Так вечер за вечером я усыпляю бдительность моих родителей, и они уже, ручаюсь, убеждены, что память об Имро начисто стерта. Эх, люди, люди! Да как же выглядел бы мир, если бы каждый из нас способен был предать самого близкого человека, испугавшись одного косого взгляда или пары пощечин!
Я и на балкон не выбегаю. Не думаю, чтобы Имро теперь приходил к нашему дому. Но если даже придет, Марцела всегда во дворе, она принесет мне хоть записочку от него. Теперь она сделает это осторожнее, чтобы искупить свою вину.

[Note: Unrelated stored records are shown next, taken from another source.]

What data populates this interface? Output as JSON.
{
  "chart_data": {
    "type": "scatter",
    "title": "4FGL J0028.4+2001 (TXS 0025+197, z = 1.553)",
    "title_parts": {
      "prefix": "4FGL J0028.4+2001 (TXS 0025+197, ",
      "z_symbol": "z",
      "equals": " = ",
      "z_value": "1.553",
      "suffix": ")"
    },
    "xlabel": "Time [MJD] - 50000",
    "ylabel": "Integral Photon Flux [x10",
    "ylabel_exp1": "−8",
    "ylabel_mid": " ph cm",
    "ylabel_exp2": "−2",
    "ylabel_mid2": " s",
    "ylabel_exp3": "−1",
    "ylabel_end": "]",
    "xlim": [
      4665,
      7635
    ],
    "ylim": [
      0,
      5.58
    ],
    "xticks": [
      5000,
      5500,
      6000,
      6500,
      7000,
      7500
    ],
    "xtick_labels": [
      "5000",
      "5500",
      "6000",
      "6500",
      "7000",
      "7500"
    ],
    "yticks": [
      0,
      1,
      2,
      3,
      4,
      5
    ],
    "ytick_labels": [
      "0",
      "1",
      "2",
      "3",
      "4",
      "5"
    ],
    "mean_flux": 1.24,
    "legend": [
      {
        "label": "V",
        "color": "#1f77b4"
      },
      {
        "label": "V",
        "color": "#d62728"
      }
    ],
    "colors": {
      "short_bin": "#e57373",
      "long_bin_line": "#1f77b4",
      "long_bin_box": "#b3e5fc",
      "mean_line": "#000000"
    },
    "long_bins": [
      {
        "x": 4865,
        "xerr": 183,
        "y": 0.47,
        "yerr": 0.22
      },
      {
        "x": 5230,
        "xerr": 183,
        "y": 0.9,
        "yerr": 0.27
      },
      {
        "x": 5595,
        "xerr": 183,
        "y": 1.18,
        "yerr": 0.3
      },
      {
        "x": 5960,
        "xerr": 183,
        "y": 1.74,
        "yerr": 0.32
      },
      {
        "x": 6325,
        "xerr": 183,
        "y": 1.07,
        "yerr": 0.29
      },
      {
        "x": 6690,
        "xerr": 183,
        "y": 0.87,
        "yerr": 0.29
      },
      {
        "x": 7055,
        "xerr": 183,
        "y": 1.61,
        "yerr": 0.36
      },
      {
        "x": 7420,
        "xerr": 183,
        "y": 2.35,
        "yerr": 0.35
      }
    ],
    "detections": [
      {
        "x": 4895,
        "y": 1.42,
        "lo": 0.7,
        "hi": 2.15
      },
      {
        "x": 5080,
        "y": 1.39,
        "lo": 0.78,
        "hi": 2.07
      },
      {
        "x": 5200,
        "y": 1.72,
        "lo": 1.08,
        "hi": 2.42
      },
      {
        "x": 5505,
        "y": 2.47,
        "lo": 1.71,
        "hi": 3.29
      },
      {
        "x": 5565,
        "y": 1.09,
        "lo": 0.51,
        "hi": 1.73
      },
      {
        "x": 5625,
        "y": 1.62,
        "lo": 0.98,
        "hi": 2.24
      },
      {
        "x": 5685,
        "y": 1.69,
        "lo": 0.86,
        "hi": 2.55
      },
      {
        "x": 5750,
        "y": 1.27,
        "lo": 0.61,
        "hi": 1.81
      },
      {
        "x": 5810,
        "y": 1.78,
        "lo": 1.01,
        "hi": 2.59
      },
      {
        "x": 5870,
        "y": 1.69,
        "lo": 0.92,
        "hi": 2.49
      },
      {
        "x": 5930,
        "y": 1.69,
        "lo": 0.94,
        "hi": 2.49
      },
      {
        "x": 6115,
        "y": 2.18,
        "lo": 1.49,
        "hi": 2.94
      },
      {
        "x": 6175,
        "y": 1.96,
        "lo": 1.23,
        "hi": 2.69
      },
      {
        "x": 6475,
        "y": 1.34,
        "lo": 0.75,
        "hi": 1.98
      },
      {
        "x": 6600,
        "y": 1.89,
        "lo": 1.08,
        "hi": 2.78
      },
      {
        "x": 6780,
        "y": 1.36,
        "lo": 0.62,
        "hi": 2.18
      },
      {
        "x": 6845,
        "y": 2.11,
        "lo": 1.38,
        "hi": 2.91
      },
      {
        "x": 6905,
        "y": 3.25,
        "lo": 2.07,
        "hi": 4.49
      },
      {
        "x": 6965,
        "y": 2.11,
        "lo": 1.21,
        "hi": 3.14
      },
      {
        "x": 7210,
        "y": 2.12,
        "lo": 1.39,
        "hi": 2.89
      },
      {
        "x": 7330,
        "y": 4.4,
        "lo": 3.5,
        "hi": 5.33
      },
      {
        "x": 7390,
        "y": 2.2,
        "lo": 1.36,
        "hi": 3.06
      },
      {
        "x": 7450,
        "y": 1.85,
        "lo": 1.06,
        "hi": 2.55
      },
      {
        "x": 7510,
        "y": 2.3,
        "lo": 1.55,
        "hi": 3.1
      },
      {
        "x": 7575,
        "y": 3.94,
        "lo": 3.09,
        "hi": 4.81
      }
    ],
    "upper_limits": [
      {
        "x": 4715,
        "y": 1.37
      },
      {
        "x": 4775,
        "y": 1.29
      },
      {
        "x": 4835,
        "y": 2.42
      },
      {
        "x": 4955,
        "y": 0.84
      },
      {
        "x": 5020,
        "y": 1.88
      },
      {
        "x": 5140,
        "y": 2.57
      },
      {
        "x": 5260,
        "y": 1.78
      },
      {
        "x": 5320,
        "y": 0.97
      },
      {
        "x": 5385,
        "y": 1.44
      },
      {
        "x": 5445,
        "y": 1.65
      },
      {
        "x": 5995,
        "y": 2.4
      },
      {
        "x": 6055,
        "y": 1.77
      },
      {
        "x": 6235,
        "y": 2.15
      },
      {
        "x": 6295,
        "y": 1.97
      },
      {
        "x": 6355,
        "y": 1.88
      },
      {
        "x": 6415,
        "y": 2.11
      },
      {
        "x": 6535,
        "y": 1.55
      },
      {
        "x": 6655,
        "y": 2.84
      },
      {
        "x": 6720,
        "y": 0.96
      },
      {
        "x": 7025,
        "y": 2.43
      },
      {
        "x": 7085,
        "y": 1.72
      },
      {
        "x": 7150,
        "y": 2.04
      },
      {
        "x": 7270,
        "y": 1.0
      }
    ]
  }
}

Она тогда же, на следующее утро, ждала меня у школы и объяснила, что торчала на улице до половины восьмого и даже носу из подворотни не высовывала, когда ее звали домой. Но без четверти восемь мать, встревожившись, отправилась ее искать. Тут же, прямо во дворе, отвесила ей три тумака, и то еще Марцела упрямилась, не хотела уходить домой. Я это оценила и поняла — она ничего не могла сделать. А тут мои отец зашел к ним и, когда узнал, что там меня нет, спустился к Еве, а потом помчался на улицу. Да, это был рок. Я простила Марцелу, а она тотчас этим воспользовалась:
— Передай от меня привет Йожо…
— Я к ним редко хожу, — сказала я, — а его отец все еще никуда его не пускает!
Марцела впала в такое уныние — мне ее даже жалко стало.
— Знаешь что, — придумала я, — позвоним ему, когда наших не будет дома!
Марцела обрадовалась было, но тут же ужасно застеснялась. Она обожает пороть глупости по телефону, но с чужими. А один раз позвонили мы Йожо, а она держала трубку что твоя овечка и даже не мекнула.
— Ничего, — успокоила я ее. — Говорить буду я, а ты только слушать его голос. Идет?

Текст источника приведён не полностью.